People who drink alcohol while taking Lexapro may feel more depressed or anxious, and these symptoms may then become more challenging to treat.
This worsening scenario is potentially dangerous as it can lead to some people having an increase in suicidal thoughts.
Drinking alcohol may also worsen some of the side effects of Lexapro or other antidepressants, including drowsiness and dizziness. This is because alcohol can also cause these side effects.
Doctors also strongly recommend that people do not stop taking Lexapro or any other antidepressant to drink alcohol. Antidepressants require steady daily doses to work and stopping abruptly can cause withdrawal issues, such as:
- flu-like symptoms
- pins and needles
- nausea and vomiting
Alcohol can affect the body in many ways. While it can temporarily relax a person and improve their mood, it can have serious effects on mental health in the longer-term and can worsen symptoms of depression and anxiety.

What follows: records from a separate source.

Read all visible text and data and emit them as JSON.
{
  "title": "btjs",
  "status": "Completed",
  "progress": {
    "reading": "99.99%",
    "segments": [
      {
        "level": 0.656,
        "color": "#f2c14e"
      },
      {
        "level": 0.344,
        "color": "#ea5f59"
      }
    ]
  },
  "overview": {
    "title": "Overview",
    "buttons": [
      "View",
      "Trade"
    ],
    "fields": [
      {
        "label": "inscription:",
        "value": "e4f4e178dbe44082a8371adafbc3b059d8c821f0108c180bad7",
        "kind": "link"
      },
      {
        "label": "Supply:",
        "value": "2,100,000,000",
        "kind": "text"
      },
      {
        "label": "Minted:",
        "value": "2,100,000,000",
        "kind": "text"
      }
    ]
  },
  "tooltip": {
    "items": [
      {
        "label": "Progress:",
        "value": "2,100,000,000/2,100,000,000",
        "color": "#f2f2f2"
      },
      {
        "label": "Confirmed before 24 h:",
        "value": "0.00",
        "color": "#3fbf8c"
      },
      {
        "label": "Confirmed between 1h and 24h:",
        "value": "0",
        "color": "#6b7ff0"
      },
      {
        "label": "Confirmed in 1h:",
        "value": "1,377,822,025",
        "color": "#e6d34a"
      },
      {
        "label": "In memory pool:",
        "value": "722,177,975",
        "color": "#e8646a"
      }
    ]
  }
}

Alcohol can disrupt the natural chemical balance of the brain and can interfere with the central nervous system. Excessive alcohol consumption can:
- increase the risk of accidents and injuries
- make a person violent or aggressive
- cause mood swings
- affect memory and concentration
- cause slurred speech
- impair coordination and reaction time
- lead to respiratory difficulties
In the longer-term, alcohol can cause depression and anxiety and increase the risk of self-harm and suicide.
Excessive alcohol consumption can also lead to alcohol use disorder. People with depression are at greater risk than others of developing alcohol use disorder.
Developing alcohol use disorder can affect a person’s relationships and cause social problems, such as unemployment, divorce, and homelessness.
Long-term alcohol use can also increase the risk of chronic health conditions, including:
- liver disease
- several types of cancer
- heart disease
Lexapro is a safe and effective treatment for depression and anxiety. However, doctors strongly recommend that people avoid drinking while taking antidepressants. Alcohol can worsen symptoms of depression and anxiety and can increase the side effects of antidepressants.
Anyone who wishes to drink alcohol while taking Lexapro or any other medication should speak to their doctor first.